Brescia Calcio – Palermo FC 4:2

02.03.2024

Stadio Mario Rigamonti

Serie B

Zuschauer: 5.317 (ca. 900 Gäste)

 

 

Curva Sud klingt schöner als Südkurve, Curva Nord schöner als Nordkurve und ein leidenschaftlich ausgestoßenes Vaffanculo hat deutlich mehr Melodie als jedes deutsche Schimpfwort.

Zeit also, erneut dem Treiben in den Curva Suds und Nords südlich der Alpen zuzuschauen.

Die Ansetzung versprach den Doppler Brescia-Palermo sowie Monza-Roma mit Kickoff um 14 Uhr und 18 Uhr.

Prädestiniert also für den obligatorischen Frühflug Köln/Bonn-Bergamo am Samstagmorgen.

Da ich deutlich zu alt bin und kein Bock habe, mitten in der Nacht alleine von Meppen zum Airport zu fahren, asselte ich mich bereits am Freitag nach der Maloche mit dem 49 Euro-Ding gen Airport. Hoch die Hände, Wochenende!

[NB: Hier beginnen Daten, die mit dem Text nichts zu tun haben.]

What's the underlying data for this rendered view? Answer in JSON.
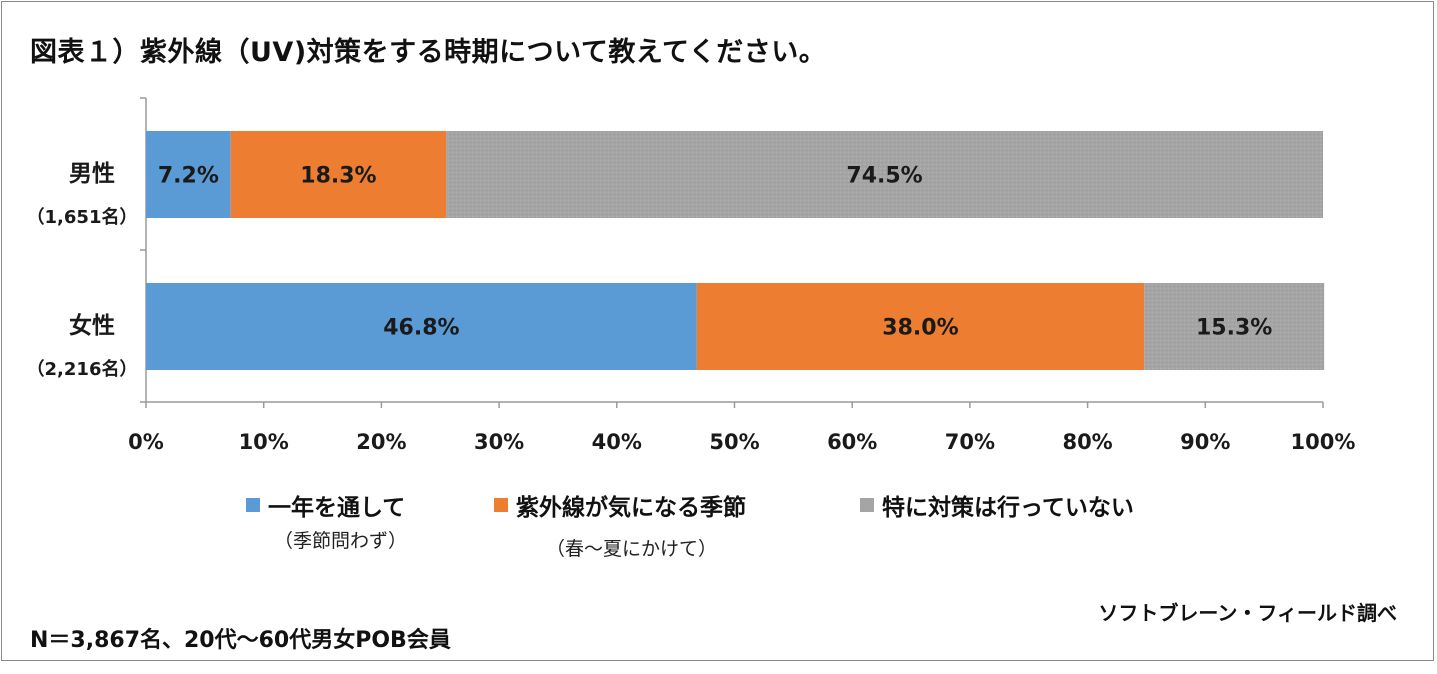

Das Leonardo-Hotel erhielt dort eine Buchung von mir, um noch etwa 6 Stunden Schlaf zu bekommen.

Grundsolider Laden, allerdings recht hellhörig, denn es war die Nacht kürzer als erhofft. So wurde ich nachts um 3 aus den Träumen gerissen, weil offenbar direkt über mir eine Matratze malträtiert wurde, wenig später ergänzt durch das lustvolle Gequieke der Gespielin. Ach herrje.

Nach Vollzug des Aktes schlummerte ich wieder ein, nur um kurze Zeit später erneut geweckt zu werden, da offenbar Runde 2 eingeleitet wurde.

Pennt doch einfach oder bummst leise, ihr jungen Menschen!!!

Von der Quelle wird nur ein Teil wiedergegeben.